Beitragsbild: Shutterstock

Dieser Artikel ist zuerst auf dem Fin Law Blog erschienen.

Die Aufregung in der europäischen Kryptobranche war riesig, als die Grünen, die Sozialdemokraten und die Linken im Europäischen Parlament in der letzten Woche kurzfristig einen Änderungsvorschlag zur Markets in Crypto Assets Verordnung (MiCA) einbrachten, der ein faktisches Verbot gewerblichen Umgangs mit Bitcoin und nach aktuellem Stand der Technik auch Ethereum zur Folge hätte haben können. Der Antrag wurde mit knapper Mehrheit abgelehnt, sodass die Gefahr bis auf Weiteres erstmal gebannt zu sein scheint.

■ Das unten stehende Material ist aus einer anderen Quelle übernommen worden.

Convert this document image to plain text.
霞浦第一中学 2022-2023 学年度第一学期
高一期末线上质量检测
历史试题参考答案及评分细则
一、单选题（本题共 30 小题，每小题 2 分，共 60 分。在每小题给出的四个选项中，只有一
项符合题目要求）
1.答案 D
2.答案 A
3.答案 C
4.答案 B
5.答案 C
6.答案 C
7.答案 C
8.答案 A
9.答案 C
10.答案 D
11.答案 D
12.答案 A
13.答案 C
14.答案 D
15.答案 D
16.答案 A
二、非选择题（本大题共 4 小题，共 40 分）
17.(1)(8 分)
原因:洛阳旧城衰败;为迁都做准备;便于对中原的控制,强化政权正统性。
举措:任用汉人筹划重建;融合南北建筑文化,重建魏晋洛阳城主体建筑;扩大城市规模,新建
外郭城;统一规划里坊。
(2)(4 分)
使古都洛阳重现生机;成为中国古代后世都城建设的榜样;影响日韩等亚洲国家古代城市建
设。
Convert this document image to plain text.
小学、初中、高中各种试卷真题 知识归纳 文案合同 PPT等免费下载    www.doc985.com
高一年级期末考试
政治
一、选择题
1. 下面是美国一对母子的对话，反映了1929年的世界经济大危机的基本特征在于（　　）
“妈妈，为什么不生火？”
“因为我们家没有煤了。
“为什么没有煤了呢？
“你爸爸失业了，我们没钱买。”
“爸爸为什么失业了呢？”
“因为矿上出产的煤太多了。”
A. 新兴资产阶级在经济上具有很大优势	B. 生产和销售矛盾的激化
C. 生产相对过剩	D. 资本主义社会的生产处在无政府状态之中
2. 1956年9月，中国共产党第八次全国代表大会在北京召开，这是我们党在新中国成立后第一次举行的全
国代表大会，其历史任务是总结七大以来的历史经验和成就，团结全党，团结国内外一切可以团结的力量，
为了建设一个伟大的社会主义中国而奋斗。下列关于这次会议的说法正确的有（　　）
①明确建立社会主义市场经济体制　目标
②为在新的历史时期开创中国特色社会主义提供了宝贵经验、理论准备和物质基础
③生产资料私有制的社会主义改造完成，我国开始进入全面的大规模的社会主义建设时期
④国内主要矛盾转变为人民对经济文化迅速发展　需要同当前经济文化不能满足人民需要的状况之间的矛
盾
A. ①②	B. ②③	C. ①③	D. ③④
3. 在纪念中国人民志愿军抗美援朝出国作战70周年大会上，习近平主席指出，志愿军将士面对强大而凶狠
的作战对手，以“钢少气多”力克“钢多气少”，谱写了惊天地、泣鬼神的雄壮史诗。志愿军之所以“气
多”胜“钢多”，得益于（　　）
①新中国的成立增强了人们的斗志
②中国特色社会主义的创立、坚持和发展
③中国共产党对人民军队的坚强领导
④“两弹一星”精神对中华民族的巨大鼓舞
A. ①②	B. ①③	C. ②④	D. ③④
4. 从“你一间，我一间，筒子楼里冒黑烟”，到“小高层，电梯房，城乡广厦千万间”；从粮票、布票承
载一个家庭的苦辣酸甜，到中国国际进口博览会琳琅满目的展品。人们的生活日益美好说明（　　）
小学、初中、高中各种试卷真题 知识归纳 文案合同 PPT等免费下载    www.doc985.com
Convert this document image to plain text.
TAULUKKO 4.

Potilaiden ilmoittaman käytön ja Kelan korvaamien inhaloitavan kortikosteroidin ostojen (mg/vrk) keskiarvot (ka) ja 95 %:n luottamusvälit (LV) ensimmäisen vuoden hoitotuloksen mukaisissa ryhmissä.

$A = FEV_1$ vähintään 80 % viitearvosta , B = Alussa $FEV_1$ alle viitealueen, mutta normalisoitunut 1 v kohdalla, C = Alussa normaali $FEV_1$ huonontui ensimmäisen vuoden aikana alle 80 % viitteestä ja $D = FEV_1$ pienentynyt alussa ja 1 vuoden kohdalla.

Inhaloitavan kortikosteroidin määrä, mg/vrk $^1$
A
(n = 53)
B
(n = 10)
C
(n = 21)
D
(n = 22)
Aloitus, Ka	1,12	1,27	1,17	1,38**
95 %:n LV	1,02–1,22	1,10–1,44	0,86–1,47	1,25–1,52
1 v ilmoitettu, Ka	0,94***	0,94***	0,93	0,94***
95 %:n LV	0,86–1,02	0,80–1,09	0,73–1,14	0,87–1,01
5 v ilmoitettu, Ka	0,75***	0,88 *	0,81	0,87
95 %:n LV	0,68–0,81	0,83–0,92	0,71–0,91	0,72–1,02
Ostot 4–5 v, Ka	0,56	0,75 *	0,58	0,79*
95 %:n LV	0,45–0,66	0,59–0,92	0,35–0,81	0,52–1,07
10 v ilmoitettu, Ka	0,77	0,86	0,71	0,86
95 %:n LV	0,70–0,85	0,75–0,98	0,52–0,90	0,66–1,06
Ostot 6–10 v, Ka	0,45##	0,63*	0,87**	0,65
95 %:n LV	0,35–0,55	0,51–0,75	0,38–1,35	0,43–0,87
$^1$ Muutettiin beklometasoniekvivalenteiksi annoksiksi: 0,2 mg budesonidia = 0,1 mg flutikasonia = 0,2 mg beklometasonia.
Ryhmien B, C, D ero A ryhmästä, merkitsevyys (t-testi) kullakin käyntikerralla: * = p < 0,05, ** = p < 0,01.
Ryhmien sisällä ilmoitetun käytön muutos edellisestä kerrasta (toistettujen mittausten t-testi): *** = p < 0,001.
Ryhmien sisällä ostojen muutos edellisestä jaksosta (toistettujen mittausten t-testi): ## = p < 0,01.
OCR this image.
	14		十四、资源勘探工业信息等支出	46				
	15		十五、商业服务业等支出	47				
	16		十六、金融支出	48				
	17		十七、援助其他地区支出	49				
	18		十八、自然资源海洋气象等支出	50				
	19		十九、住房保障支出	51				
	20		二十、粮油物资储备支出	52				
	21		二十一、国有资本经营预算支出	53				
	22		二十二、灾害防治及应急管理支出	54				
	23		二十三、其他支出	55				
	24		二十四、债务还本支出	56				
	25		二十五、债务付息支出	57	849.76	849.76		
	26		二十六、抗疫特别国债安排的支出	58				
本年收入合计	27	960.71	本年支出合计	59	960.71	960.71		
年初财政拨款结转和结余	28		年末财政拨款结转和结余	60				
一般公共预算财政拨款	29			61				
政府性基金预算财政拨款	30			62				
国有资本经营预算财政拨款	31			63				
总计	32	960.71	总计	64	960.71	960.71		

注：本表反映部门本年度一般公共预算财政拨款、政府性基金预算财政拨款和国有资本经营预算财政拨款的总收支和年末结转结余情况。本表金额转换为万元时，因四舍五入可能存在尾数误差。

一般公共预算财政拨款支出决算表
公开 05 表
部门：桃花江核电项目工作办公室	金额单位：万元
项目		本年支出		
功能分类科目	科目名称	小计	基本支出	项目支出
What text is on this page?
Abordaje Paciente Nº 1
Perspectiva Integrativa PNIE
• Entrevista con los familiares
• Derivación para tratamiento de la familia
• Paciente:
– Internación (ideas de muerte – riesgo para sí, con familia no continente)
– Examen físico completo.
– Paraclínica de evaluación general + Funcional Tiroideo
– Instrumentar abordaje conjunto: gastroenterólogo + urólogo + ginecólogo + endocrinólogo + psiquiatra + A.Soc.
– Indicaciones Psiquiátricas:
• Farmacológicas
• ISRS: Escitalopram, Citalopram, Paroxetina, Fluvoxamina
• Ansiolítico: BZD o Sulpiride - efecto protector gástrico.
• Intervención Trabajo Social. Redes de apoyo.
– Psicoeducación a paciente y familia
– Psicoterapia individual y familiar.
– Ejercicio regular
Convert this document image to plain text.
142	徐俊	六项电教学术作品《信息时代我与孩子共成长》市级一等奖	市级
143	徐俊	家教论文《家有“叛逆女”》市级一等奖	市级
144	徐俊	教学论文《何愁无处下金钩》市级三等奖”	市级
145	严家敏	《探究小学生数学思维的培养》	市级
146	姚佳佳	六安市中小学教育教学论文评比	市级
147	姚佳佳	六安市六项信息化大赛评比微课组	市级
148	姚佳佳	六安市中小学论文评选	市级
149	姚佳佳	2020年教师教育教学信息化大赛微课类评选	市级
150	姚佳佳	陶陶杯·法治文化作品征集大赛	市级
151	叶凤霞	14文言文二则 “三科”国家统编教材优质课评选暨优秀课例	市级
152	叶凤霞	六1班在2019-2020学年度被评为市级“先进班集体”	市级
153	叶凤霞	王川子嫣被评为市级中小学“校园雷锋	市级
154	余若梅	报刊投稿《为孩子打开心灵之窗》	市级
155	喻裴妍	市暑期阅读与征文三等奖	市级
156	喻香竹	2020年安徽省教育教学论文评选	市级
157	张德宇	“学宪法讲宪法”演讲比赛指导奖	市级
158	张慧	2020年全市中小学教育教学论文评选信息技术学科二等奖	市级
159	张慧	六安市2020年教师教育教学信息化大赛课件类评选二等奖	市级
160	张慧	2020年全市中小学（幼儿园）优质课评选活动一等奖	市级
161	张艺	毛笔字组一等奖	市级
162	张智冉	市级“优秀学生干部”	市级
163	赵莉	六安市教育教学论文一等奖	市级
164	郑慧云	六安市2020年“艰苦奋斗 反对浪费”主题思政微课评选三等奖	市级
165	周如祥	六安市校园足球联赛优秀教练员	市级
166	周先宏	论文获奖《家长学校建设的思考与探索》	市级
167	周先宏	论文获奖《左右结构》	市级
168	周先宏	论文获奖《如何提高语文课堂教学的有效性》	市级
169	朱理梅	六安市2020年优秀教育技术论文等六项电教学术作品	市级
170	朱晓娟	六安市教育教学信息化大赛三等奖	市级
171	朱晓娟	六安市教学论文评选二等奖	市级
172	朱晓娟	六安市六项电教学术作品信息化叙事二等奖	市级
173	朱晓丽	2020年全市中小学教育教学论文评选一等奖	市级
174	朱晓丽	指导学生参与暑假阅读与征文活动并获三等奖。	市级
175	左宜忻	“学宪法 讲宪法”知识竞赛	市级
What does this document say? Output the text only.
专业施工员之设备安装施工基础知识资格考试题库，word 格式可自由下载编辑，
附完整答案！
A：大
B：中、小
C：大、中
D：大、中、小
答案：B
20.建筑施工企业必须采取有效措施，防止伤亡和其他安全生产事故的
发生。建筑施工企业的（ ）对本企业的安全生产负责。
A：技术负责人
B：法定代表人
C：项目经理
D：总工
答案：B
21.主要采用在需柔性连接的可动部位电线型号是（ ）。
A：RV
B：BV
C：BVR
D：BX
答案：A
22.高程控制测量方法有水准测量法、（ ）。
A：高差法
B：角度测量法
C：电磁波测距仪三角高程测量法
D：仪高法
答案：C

Gegenstand des Änderungsvorschlags war eine Regelung, nach der Kryptowerte in der EU nur hätten emittiert, angeboten oder zum Handel zugelassen werden dürfen, wenn ihr Konsensmechanismus ökologische Mindestnachhaltigkeitsstandards erfüllt, die von der EU-Kommission hätten festgelegt werden müssen. Da der Konsensmechanismus des Proof of Work (PoW) der in ökologischer Hinsicht am wenigsten nachhaltige Konsensmechanismus ist, hätte er die festzulegenden Mindeststandards voraussichtlich nicht erfüllen können. Insbesondere die marktbeherrschende Kryptowährung Bitcoin, die den PoW-Konsensmechanismus zur Validierung der Transaktionen im Netzwerk nutzt, hätte dann in Europa vor dem Aus gestanden.

Was wären die Folgen eines PoW-Verbots in Europa gewesen?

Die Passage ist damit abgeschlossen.